Fondi europei: l’Italia finanzia più di quanto riesce a spendere, ancora 12 miliardi da spendere entro il 2015

Un’indagine dell’ufficio studi della Cgia ha evidenziato che il nostro paese deve spendere ancora 12 dei 47,3 miliardi di euro ricevuti dall’Europa per il settenato 2007-2013

fondi-europeiCome dichiarato da Giuseppe Bertolussi, segretario della Cgia, l’Italia deve spendere il resto dei fondi entro la fine dell’anno per non perderli, perché difficilmente l’Europa prorogherà la scadenza. Tuttavia, commenta il segretario, “alla luce del fatto che nel 2013 abbiamo rendicontato 5,7 miliardi e nel 2014 attorno ai 7,5, appare difficile che nei pochi mesi che rimangono alla fine di quest’anno riusciremo a spendere e a contabilizzare tutta questa dozzina di miliardi”.

La Cgia, inoltre, ha anche effettuato un resoconto del contributo finanziario rivolto allo sviluppo di tutti i paesi dell’Ue. Nel bilancio dare/avere l‘Italia manifesta un saldo negativo di ben 37,8 miliardi. Infatti, a fronte dei 71,8 miliardi di euro ricevuti, l’Italia ne ha versati ben 109,7 alle casse di Bruxelles, cifra che fa dell’Italia il quarto maggior contribuente dell’Unione, preceduto solamente da Germania, Regno Unito e Francia.

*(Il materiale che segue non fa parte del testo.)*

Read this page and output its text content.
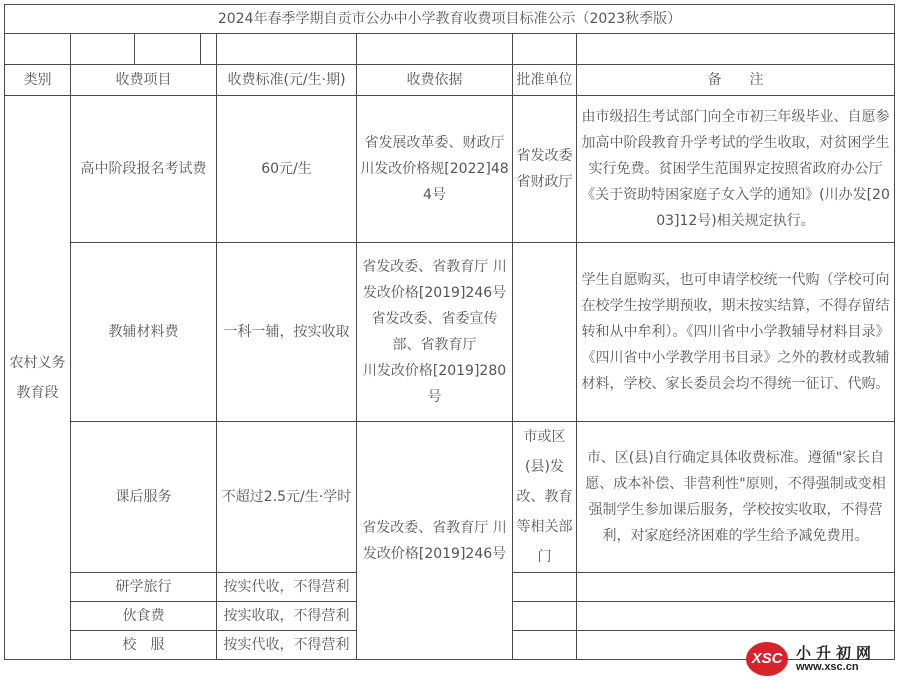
2024年春季学期自贡市公办中小学教育收费项目标准公示（2023秋季版）							

类别	收费项目			收费标准(元/生·期)	收费依据	批准单位	备　　注
农村义务教育段	高中阶段报名考试费			60元/生	省发展改革委、财政厅 川发改价格规[2022]484号	省发改委 省财政厅	由市级招生考试部门向全市初三年级毕业、自愿参加高中阶段教育升学考试的学生收取，对贫困学生实行免费。贫困学生范围界定按照省政府办公厅《关于资助特困家庭子女入学的通知》(川办发[2003]12号)相关规定执行。
	教辅材料费			一科一辅，按实收取	省发改委、省教育厅 川发改价格[2019]246号 省发改委、省委宣传部、省教育厅　　　　川发改价格[2019]280号		学生自愿购买，也可申请学校统一代购（学校可向在校学生按学期预收，期末按实结算，不得存留结转和从中牟利）。《四川省中小学教辅导材料目录》《四川省中小学教学用书目录》之外的教材或教辅材料，学校、家长委员会均不得统一征订、代购。
	课后服务			不超过2.5元/生·学时	省发改委、省教育厅 川发改价格[2019]246号	市或区(县)发改、教育等相关部门	市、区(县)自行确定具体收费标准。遵循"家长自愿、成本补偿、非营利性"原则，不得强制或变相强制学生参加课后服务，学校按实收取，不得营利，对家庭经济困难的学生给予减免费用。
	研学旅行			按实代收，不得营利			
	伙食费			按实收取，不得营利			
	校　服			按实代收，不得营利			
XSC 小升初网
www.xsc.cn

Se invece si considera il contributo pro-capite, la classifica è ben diversa con l’Italia che scende all’11° posto lasciandosi superare dai paesi nordici. In questo caso a guidare la classifica è il Belgio con un un contributo di 1714 euro per abitante. Seguono i Paesi Bassi (1.569 euro), la Danimarca (1.346 euro), la Svezia (1.195 euro), la Germania (1.034 euro), il Lussemburgo (997 euro), il Regno Unito (759 euro), la Francia (707 euro), la Finlandia (689 euro), l’Austria (674 euro), l’Italia (623 euro) e Cipro (197 euro). I restanti paesi dell’unione sono invece quelli che mantengono un saldo positivo. Un cittadino spagnolo, ad esempio, ha ricevuto 355 euro, un polacco 1.522 euro, un portoghese 2.100 euro e un greco 2.960 euro.